The Dutch are unfashionable but we know that we would take England getting to the final in any way possible. They were undoubtedly physical, with Mark van Bommel seemingly on a mission to get sent-off in every game he played, but if that is what victory requires so be it. They weren’t going out to injure players, and even if they did force our Howard to use his cards more than he would have liked, they weren’t outside the rules of the game to the same extent as Uruguay’s Luis Suarez. Let’s celebrate the success of the Spanish, it’s nice to see the best team in the world lift the trophy, but don’t knock the Dutch too much for not lying down and letting Villa and co waltz around them.


  1. I honestly thought Webb was fantastic. I don’t think he showed one unnecessary card and while he could’ve sent de Jong off (and shown Robben a second yellow), I think it stands as a testament to a ref who wants to just let players play that 22 players were still on the pitch after 90 minutes (if not 120).

    He cannot be blamed for the thirteen yellow cards, nor can anyone accuse him of breaking up the flow of the game, that was achieved by the Spanish and the Dutch, who were far short of what they have shown previously.

    He should perhaps have booked Iniesta for constantly falling down then gesticulating at Webb, imploring him to book someone.


  2. 12 Jul ’10 at 12:07 pm

    Kameli Ratuvou

    I was really disappointed with the Dutch last night. I was hoping that their talented midfield would be able to halt the Spanish passing machine in much the same way that Inter did earlier this year – rather than ‘parking the bus’, that side managed to outwit Barca in all areas.

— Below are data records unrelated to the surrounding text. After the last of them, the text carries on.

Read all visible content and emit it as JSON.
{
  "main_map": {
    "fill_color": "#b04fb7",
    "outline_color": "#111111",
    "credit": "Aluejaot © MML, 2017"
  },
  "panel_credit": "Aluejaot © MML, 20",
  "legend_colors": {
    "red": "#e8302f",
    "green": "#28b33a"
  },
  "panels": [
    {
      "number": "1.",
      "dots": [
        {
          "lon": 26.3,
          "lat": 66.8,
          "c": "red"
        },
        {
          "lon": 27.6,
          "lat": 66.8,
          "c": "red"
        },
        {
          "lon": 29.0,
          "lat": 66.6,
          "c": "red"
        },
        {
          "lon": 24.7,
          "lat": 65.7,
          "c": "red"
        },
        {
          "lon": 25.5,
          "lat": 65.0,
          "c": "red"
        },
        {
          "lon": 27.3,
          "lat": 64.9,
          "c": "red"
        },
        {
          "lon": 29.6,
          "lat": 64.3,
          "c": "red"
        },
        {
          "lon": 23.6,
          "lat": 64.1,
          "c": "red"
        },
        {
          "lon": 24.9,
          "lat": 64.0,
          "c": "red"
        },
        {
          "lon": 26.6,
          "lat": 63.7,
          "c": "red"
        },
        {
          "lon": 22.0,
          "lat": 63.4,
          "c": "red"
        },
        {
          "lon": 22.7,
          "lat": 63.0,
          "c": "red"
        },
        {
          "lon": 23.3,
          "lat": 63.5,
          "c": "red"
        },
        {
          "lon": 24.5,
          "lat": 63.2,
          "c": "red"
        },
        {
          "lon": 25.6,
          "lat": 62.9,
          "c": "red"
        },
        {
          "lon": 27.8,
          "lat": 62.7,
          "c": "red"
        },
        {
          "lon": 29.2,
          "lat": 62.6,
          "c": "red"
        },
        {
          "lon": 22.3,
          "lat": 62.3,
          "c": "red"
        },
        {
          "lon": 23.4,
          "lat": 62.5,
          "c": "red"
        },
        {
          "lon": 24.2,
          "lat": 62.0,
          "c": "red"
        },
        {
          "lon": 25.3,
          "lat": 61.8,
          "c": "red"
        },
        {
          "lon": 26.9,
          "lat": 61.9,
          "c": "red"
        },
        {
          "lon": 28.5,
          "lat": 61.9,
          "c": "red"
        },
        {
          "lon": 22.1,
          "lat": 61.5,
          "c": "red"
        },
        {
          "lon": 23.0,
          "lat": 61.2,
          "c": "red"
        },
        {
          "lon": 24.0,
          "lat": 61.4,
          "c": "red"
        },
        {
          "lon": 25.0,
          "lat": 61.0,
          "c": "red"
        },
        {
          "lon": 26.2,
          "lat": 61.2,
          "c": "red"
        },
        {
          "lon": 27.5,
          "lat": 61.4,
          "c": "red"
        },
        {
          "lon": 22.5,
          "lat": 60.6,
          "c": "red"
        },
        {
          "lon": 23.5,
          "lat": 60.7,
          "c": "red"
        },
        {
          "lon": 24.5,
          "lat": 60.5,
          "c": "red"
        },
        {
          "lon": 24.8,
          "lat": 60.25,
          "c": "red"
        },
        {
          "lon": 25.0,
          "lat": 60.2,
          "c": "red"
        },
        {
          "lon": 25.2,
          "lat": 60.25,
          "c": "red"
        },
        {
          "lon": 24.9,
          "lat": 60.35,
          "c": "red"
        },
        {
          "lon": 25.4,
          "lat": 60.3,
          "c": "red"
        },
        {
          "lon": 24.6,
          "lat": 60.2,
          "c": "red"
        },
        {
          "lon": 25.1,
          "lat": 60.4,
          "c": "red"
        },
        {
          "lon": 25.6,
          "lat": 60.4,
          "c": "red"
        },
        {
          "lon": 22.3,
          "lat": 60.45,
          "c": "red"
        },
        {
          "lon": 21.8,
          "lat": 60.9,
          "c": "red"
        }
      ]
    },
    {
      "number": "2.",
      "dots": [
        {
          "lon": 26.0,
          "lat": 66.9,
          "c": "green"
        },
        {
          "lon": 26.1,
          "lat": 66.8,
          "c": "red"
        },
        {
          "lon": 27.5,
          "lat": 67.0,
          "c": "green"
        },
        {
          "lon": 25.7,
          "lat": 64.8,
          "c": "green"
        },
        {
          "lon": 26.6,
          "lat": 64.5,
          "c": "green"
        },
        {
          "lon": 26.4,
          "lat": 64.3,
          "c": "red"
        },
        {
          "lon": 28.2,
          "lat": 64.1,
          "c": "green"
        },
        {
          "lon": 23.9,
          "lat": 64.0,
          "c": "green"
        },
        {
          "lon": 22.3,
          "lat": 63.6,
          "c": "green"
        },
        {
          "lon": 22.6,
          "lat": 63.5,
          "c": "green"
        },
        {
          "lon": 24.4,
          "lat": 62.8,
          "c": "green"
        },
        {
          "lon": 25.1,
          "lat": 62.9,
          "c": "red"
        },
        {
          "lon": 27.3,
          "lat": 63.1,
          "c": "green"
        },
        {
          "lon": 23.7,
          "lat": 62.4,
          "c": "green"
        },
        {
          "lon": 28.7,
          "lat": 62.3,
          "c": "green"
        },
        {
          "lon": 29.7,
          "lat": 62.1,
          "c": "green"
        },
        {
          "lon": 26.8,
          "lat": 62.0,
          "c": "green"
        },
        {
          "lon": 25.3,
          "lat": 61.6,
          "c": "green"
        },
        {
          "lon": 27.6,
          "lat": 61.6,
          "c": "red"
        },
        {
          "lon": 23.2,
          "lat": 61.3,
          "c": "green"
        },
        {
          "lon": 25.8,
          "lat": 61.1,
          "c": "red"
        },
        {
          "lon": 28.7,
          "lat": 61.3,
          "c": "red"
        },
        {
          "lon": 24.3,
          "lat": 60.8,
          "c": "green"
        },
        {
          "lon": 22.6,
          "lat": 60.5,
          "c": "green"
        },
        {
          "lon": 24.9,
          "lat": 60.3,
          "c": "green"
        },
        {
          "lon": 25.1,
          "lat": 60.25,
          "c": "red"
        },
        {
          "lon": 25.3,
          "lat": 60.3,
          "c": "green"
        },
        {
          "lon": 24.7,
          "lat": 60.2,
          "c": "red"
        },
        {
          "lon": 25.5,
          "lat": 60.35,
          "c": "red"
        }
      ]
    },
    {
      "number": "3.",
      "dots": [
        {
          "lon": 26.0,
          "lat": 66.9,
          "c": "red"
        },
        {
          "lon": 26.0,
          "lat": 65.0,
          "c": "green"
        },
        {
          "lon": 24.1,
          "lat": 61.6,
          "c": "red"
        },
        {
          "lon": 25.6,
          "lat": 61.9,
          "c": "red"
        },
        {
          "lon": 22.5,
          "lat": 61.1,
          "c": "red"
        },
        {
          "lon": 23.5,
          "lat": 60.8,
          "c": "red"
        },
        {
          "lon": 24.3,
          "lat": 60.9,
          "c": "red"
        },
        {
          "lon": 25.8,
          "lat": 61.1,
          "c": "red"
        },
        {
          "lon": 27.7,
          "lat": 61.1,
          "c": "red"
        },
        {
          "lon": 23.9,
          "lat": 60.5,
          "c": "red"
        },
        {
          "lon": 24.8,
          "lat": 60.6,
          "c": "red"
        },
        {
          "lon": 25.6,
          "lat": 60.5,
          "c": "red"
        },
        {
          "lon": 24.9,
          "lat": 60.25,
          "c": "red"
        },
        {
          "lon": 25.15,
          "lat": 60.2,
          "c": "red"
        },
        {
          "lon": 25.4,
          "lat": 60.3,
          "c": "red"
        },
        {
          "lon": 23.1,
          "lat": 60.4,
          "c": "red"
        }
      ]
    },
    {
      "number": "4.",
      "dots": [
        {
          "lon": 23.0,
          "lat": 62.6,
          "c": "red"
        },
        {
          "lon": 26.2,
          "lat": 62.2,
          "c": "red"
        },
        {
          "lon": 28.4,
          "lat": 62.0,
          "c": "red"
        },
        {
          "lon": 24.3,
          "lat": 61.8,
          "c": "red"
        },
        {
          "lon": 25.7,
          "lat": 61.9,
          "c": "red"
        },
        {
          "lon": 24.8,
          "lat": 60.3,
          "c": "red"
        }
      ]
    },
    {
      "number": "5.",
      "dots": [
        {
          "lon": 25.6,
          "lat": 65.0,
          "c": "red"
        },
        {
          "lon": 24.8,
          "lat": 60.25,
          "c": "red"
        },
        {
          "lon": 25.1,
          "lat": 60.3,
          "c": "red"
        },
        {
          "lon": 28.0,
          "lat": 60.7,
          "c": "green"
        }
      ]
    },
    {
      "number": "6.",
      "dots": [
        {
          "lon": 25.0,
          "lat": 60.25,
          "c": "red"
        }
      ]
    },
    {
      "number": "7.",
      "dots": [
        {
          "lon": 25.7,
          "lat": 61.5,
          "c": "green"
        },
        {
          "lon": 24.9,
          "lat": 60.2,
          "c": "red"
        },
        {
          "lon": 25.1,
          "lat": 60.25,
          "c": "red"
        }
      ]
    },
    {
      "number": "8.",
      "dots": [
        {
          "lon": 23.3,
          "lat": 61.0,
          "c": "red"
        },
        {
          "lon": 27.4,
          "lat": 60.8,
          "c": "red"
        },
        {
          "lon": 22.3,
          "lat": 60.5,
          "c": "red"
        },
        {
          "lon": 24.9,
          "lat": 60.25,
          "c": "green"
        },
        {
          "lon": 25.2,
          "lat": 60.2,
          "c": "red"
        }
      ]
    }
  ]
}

    Instead they went into the game with the mindset that the only way they could stop the Spanish was by fouling them. It worked for a bit – helped by Webb’s early reluctance to show red – but essentially let them down as Spain found their rhythm and took advantage of being a man up in extra time.

    It’s a shame because I think the Dutch will be remembered negatively as a result. I fully expected them to go down in history as the one Dutch side that fully went for substance over style, I now think they’ll be viewed as an embarrassing blotch on a rich footballing history.


  3. I thought Webb had a pretty poor game, he should have sent off De Jong and Puyol for definite, should have booked Iniesta for incessant diving and imaginary card waving and should have blatantly given a corner instead of a goal kick that led to the Spanish attacking for their goal.

    No doubt the better team won on the night, but during the whole tournament it was perhaps disappointing that there was a definite lack of good football. Whilst the Spanish passed the ball beautifully and with accurate precision that no one in an England shirt could manage, you could hardly call it effective. They seemed willing to bore a team into giving up and only Switzerland had the ability to maintain their discipline for 90 minutes.

    All in all it was a pretty poor tournament and it seems a long and distant memory from the quality of football that was on display in Germany 2006.


  4. I understand De Jong should’ve walked if it was seen, however if you look at where Webb was, he merely saw a collision at pace (with De Jong at fault obviously) but he would’ve struggled to see the kung-fu aspect.

    I think you are right about iniesta, though had Webb flashed cards for that then he would’ve been duty bound to show a second yellow to Van Bommel for persistent fouling and a second yellow to Robben for kicking the ball away.

    The Puyol decision was poor, I wouldn’t like to see him sent off as there was a covering defender, but it was a clear free kick and a yellow.


  5. To be honest I didn’t notice where Webb was stood for the De Jong incident so I can’t really judge him on that I’ll admit. Yeah you’re right about Van Bommel and Robben, to be honest Van Bommel was probably the poorest tackler in the tournament but he did it on the thought that he would get away with it because the tackles he was making weren’t bad enough to get sent off.

    Wasn’t Puyol already on a yellow though? It wasn’t a straight red I agree.

    I was just really frustrated at the quality of football and I guess football in general these days because it seems to be more about winning free kicks and getting players booked and sent off than scoring goals.